Lodctr /R c:WindowsMicrosoft.NetFrameworkv3.0Windows Workflow Foundationperfcounters.ini

We ran it, and everything seems to be working fine now.  I’ll update this post if we learn anything more…

2008-10-13

Alas, the attempt to fix things above did not seem to work.
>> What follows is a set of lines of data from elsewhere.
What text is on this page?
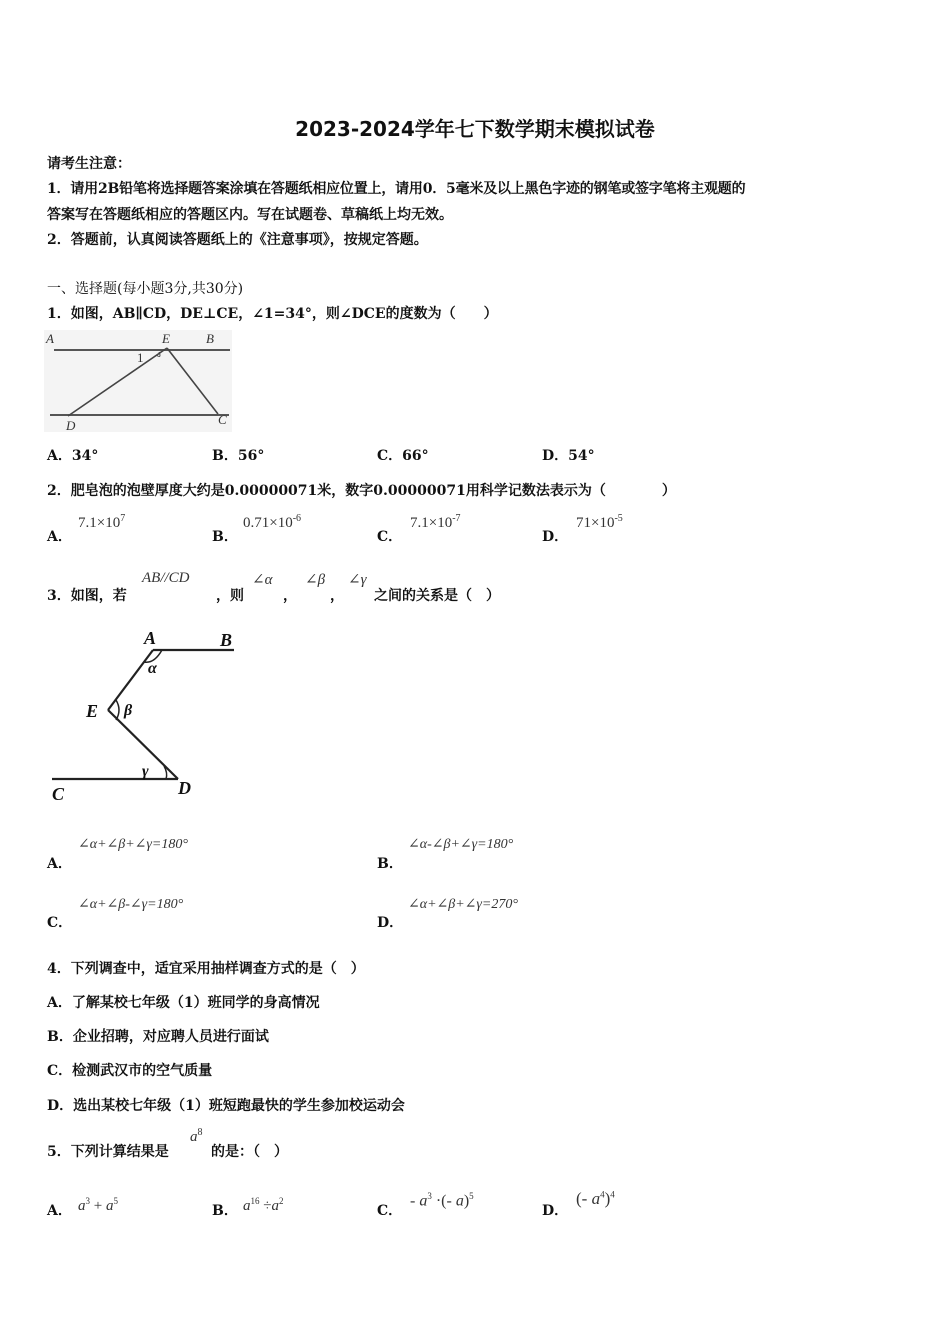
2023-2024学年七下数学期末模拟试卷
请考生注意：
1．请用2B铅笔将选择题答案涂填在答题纸相应位置上，请用0．5毫米及以上黑色字迹的钢笔或签字笔将主观题的
答案写在答题纸相应的答题区内。写在试题卷、草稿纸上均无效。
2．答题前，认真阅读答题纸上的《注意事项》，按规定答题。
一、选择题(每小题3分,共30分)
1．如图，AB∥CD，DE⊥CE，∠1=34°，则∠DCE的度数为（　　）
A	E	B
1
D	C
A．34°	B．56°	C．66°	D．54°
2．肥皂泡的泡壁厚度大约是0.00000071米，数字0.00000071用科学记数法表示为（　　　　）
A．
$7.1\times 10^7$
B．
$0.71\times 10^{-6}$
C．
$7.1\times 10^{-7}$
D．
$71\times 10^{-5}$
3．如图，若
AB//CD
，则
∠α
，
∠β
，
∠γ
之间的关系是（　）
A	B
α
E β
γ
C	D
A．
∠α+∠β+∠γ=180°
B．
∠α-∠β+∠γ=180°
C．
∠α+∠β-∠γ=180°
D．
∠α+∠β+∠γ=270°
4．下列调查中，适宜采用抽样调查方式的是（　）
A．了解某校七年级（1）班同学的身高情况
B．企业招聘，对应聘人员进行面试
C．检测武汉市的空气质量
D．选出某校七年级（1）班短跑最快的学生参加校运动会
5．下列计算结果是
$a^8$
的是：（　）
A． $a^3 + a^5$
B． $a^{16} \div a^2$
C．
- $a^3$ ·(- a)$^5$
D．
(- $a^4)^4$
The documents are all being submitted by one person, and there still doesn’t seem to be any pattern to the successes vs. failures.  Whenever the workflows are getting stuck, I’m seeing a permission error in the logs like this:

10/13/2008 08:52:33.66     w3wp.exe (0x178C)                          0x047C     Windows SharePoint Services     Workflow Infrastructure         98d8     Unexpected System.UnauthorizedAccessException: Access is denied. (Exception from HRESULT: 0x80070005 (E_ACCESSDENIED))     at Microsoft.SharePoint.SPGlobal.HandleUnauthorizedAccessException(UnauthorizedAccessException ex)     at Microsoft.SharePoint.Library.SPRequest.AddWorkItem(String bstrUrl, Guid& pWorkItemId, DateTime& pDeliveryDate, Guid workItemType, Guid workItemSubType, Guid parentId, Int32& pItemId, Boolean bRememberWebId, Guid& pItemGuid, Guid& pBatchId, Int32 userId, Object varBinaryPayload, String pwzTextPayload, Guid processingId, Boolean bAutoDelete)     at Microsoft.SharePoint.SPWorkItemCollection.Add(DateTime deliveryDate, Guid workItemId, Guid workItemSubType, Int32 itemId, Guid batchId, Guid itemGuid, Boolean rememberWebId, Int32 userId, Byte[] binaryPayload, String textPayload, Boo… 

10/13/2008 08:52:33.66*    w3wp.exe (0x178C)                          0x047C     Windows SharePoint Services     Workflow Infrastructure         98d8     Unexpected …lean inProgress, Boolean autoDeleteOldUnprocessedEvents)     at Microsoft.SharePoint.Workflow.SPWorkflowPendingEventCollection.Enqueue(SPWorkflowEvent workflowEvent, DateTime deliveryTime, SPRunWorkflowOptions runOptions)     at Microsoft.SharePoint.Workflow.SPWorkflowManager.RunWorkflowElev(SPWorkflow originalWorkflow, SPWorkflow workflow, Collection`1 events, SPRunWorkflowOptions runOptions)

I think that the error being a permissions one may be misleading, but I’ve tried bumping up the permissions for the person who is submitting the documents to the library to Full Control anyway.